E quando si ritorna in ufficio, l'acclimatamento è più easy.
Lunga vita al worliday.
lunedì 3 giugno 2013
L'Università deve avere un approccio didattico innovativo. Vi racconto la mia esperienza alla Carlo Cattaneo - LIUC di Castellanza
Dopo aver tenuto in qualità di docente il corso di Sistema Finanziario presso l'Università Carlo Cattaneo LIUC di Castellanza, voglio condividere con voi alcuni riflessioni.
La LIUC è stata fondata nel 1991 per iniziativa di 300 imprenditori della Provincia di Varese e dell’Alto Milanese che desideravano una università in grado di coniugare le esigenze del mondo del lavoro con la cultura e il sapere accademico.

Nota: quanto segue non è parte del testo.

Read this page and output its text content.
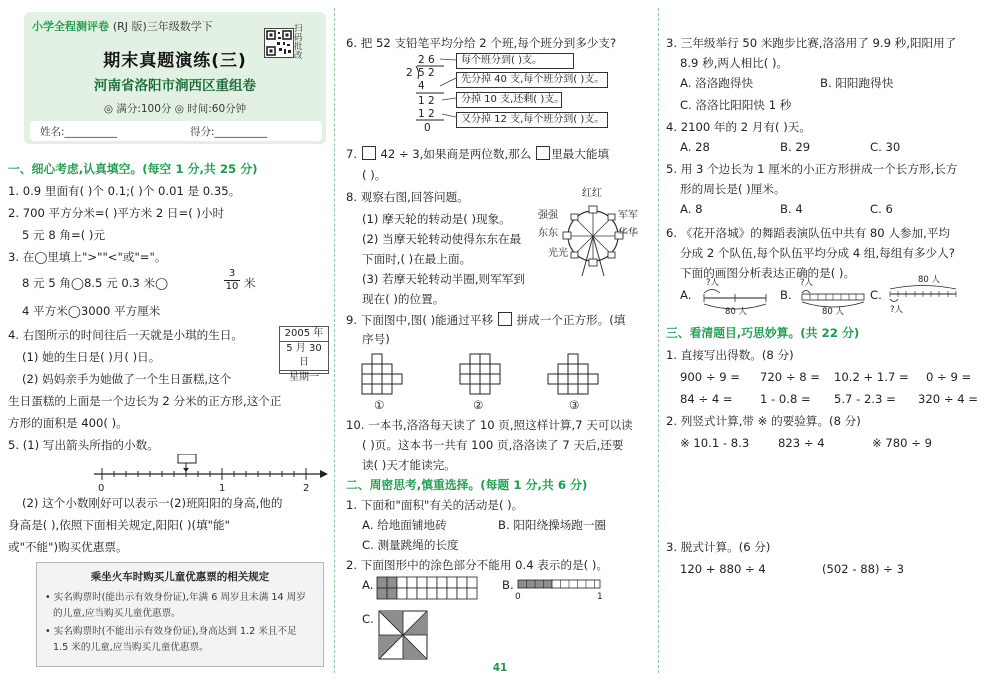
小学全程测评卷 (RJ 版)三年级数学下	扫码批改
期末真题演练(三)
河南省洛阳市涧西区重组卷
◎ 满分:100分 ◎ 时间:60分钟
姓名:__________	得分:__________
一、细心考虑,认真填空。(每空 1 分,共 25 分)
1. 0.9 里面有( )个 0.1;( )个 0.01 是 0.35。
2. 700 平方分米=( )平方米 2 日=( )小时
5 元 8 角=( )元
3. 在◯里填上">""<"或"="。
8 元 5 角◯8.5 元 0.3 米◯
3
10 米
4 平方米◯3000 平方厘米
4. 右图所示的时间往后一天就是小琪的生日。
(1) 她的生日是( )月( )日。
(2) 妈妈亲手为她做了一个生日蛋糕,这个
生日蛋糕的上面是一个边长为 2 分米的正方形,这个正
方形的面积是 400( )。
2005 年
5 月 30 日
星期一
5. (1) 写出箭头所指的小数。
0	1	2
(2) 这个小数刚好可以表示一(2)班阳阳的身高,他的
身高是( ),依照下面相关规定,阳阳( )(填"能"
或"不能")购买优惠票。
乘坐火车时购买儿童优惠票的相关规定
• 实名购票时(能出示有效身份证),年满 6 周岁且未满 14 周岁
的儿童,应当购买儿童优惠票。
• 实名购票时(不能出示有效身份证),身高达到 1.2 米且不足
1.5 米的儿童,应当购买儿童优惠票。
6. 把 52 支铅笔平均分给 2 个班,每个班分到多少支?
2 6
2 5 2
4
1 2
1 2
0
每个班分到( )支。
先分掉 40 支,每个班分到( )支。
分掉 10 支,还剩( )支。
又分掉 12 支,每个班分到( )支。
7. 42 ÷ 3,如果商是两位数,那么 里最大能填
( )。
8. 观察右图,回答问题。
(1) 摩天轮的转动是( )现象。
(2) 当摩天轮转动使得东东在最
下面时,( )在最上面。
(3) 若摩天轮转动半圈,则军军到
现在( )的位置。
红红
强强	军军
东东	华华
光光
9. 下面图中,图( )能通过平移 拼成一个正方形。(填
序号)
①	②	③
10. 一本书,洛洛每天读了 10 页,照这样计算,7 天可以读
( )页。这本书一共有 100 页,洛洛读了 7 天后,还要
读( )天才能读完。
二、周密思考,慎重选择。(每题 1 分,共 6 分)
1. 下面和"面积"有关的活动是( )。
A. 给地面铺地砖	B. 阳阳绕操场跑一圈
C. 测量跳绳的长度
2. 下面图形中的涂色部分不能用 0.4 表示的是( )。
A.	B.
C.
0	1
3. 三年级举行 50 米跑步比赛,洛洛用了 9.9 秒,阳阳用了
8.9 秒,两人相比( )。
A. 洛洛跑得快	B. 阳阳跑得快
C. 洛洛比阳阳快 1 秒
4. 2100 年的 2 月有( )天。
A. 28	B. 29	C. 30
5. 用 3 个边长为 1 厘米的小正方形拼成一个长方形,长方
形的周长是( )厘米。
A. 8	B. 4	C. 6
6. 《花开洛城》的舞蹈表演队伍中共有 80 人参加,平均
分成 2 个队伍,每个队伍平均分成 4 组,每组有多少人?
下面的画图分析表达正确的是( )。
A.
?人
80 人
B.
?人
80 人
C.
80 人
?人
三、看清题目,巧思妙算。(共 22 分)
1. 直接写出得数。(8 分)
900 ÷ 9 = 720 ÷ 8 = 10.2 + 1.7 = 0 ÷ 9 =
84 ÷ 4 = 1 - 0.8 = 5.7 - 2.3 = 320 ÷ 4 =
2. 列竖式计算,带 ※ 的要验算。(8 分)
※ 10.1 - 8.3 823 ÷ 4	※ 780 ÷ 9
3. 脱式计算。(6 分)
120 + 880 ÷ 4	(502 - 88) ÷ 3
41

Da docente effettivamente ho riscontrato il desiderio di abbinare al sapere racchiuso nei libri e nelle lezioni la trasmissione di conoscenza empirica.
Il rettore della LIUC spinge giustamente affinchè la formazione universitaria sia il più possibile ancorata alla realtà e legata al mondo delle imprese.

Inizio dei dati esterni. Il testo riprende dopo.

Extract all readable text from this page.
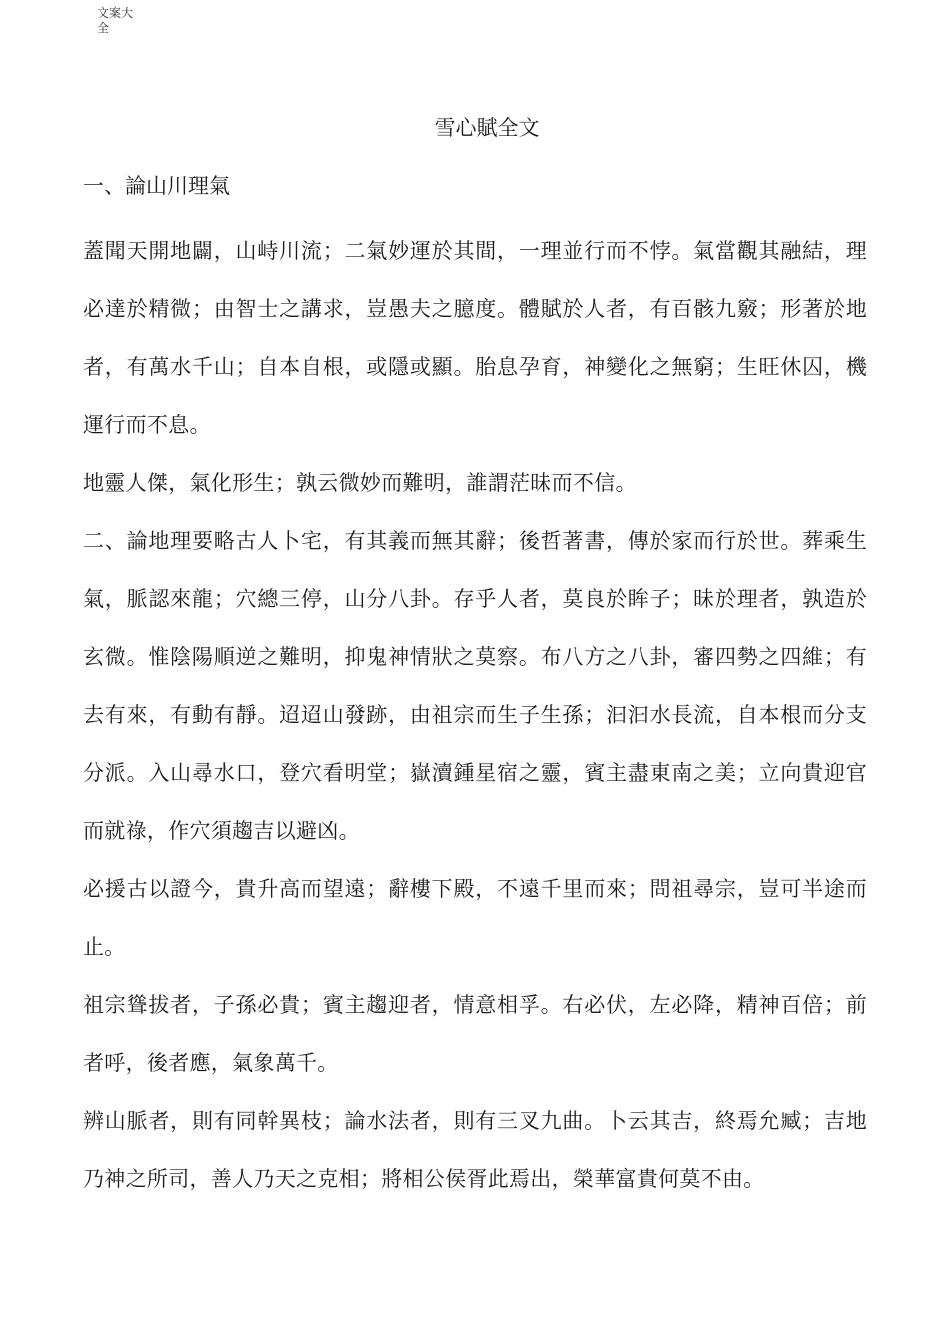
文案大全
雪心賦全文
一、論山川理氣

蓋聞天開地闢，山峙川流；二氣妙運於其間，一理並行而不悖。氣當觀其融結，理必達於精微；由智士之講求，豈愚夫之臆度。體賦於人者，有百骸九竅；形著於地者，有萬水千山；自本自根，或隱或顯。胎息孕育，神變化之無窮；生旺休囚，機運行而不息。

地靈人傑，氣化形生；孰云微妙而難明，誰謂茫昧而不信。

二、論地理要略古人卜宅，有其義而無其辭；後哲著書，傳於家而行於世。葬乘生氣，脈認來龍；穴總三停，山分八卦。存乎人者，莫良於眸子；昧於理者，孰造於玄微。惟陰陽順逆之難明，抑鬼神情狀之莫察。布八方之八卦，審四勢之四維；有去有來，有動有靜。迢迢山發跡，由祖宗而生子生孫；汩汩水長流，自本根而分支分派。入山尋水口，登穴看明堂；嶽瀆鍾星宿之靈，賓主盡東南之美；立向貴迎官而就祿，作穴須趨吉以避凶。

必援古以證今，貴升高而望遠；辭樓下殿，不遠千里而來；問祖尋宗，豈可半途而止。

祖宗聳拔者，子孫必貴；賓主趨迎者，情意相孚。右必伏，左必降，精神百倍；前者呼，後者應，氣象萬千。

辨山脈者，則有同幹異枝；論水法者，則有三叉九曲。卜云其吉，終焉允臧；吉地乃神之所司，善人乃天之克相；將相公侯胥此焉出，榮華富貴何莫不由。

Se posso portare un esempio concreto, al termine del corso tenuto insieme al prof. Antonio Caggia, è previsto, per chi ha superato l'esame, un laboratorio esperienziale che ha riscosso notevole successo ed entusiasmo da parte degli studenti. Il laboratorio esperienziale caratterizza positivamente anche altre materie. E in LIUC, non è un’eccezione ma sta diventando la regola ed è un importante valore aggiunto offerto agli allievi.
Di cosa si tratta? Nel corso delle lezioni "ordinarie" abbiamo affrontato lo scibile della finanza, dalle autorità di vigilanza agli strumenti creditizi, dalle Sim alle SGR, dall'assegno bancario allo scoperto di conto corrente, dal leasing al factoring, dal mutuo agli investimenti.
Il laboratorio esperienziale ha l'obiettivo di sviluppare le capacità di dare seguito alle conoscenze acquisite durante le lezioni applicandole correttamente ai diversi casi che si possono presentare durante le varie fasi della vita personale e/o aziendale.
Abbiamo, quindi, invitato gli studenti ad affrontare questioni reali, mettendo a confronto le offerte di mutuo presenti sul mercato. Per cui i ragazzi, riuniti in gruppi - uno dei quali con mia piacevole sorpresa ha deciso di chiamarsi Gruppo Baffi, in onore del Governatore Paolo Baffi, a cui ho dedicato studi matti e disperatissimi - sono stati indotti ad applicare le loro conoscenze su casi concreti.
Sono state messe in concorrenza le diverse banche, le offerte a tasso fisso e variabile (e misto), sono stati creati file excel con i piani di ammortamento per tutta la durata del mutuo. E tutte le operazioni sono state inserite nel conto corrente, di modo da rendicontare la chiusura d'anno, staffa compresa.
Si sono simulati investimenti mettendo in comparazione i fondi e le sicav presenti sul mercato italiano. E si sono ipotizzate conferimenti a cadenza annuale nei fondi pensioni aperti disponibili sul mercato.
Ogni gruppo di studenti ha lavorato su uno scenario di eventi in continua evoluzione e ha gestito un "bilancio" familiare/aziendale in modo da massimizzare il valore finale di ricchezza creata. Alla fine del laboratorio, ogni gruppo ha discusso e illustrato le proprie scelte alla platea generale del corso, motivandole e difendendole dalle possibili critiche - decision challenging.
Insomma, si è passati da una conoscenza teorica ad una conoscenza vera, che siamo convinti non si dimenticherà tanto facilmente. I ragazzi hanno lavorato sodo, ma alla fine erano soddisfatti.
La combinazione dei saperi ha creato valore ed elasticità mentale.
Carlo Cattaneo |
Vi lascio quindi con una massima di Cattaneo che trovo fantastica: "Non v'è lavoro, non v'è capitale che non cominci con un atto di intelligenza; chiuso il circolo delle idee, resta chiuso il circolo delle ricchezze".
Non è necessario lavorare tanto. Ma è imprescindibile lavorare con intelligenza.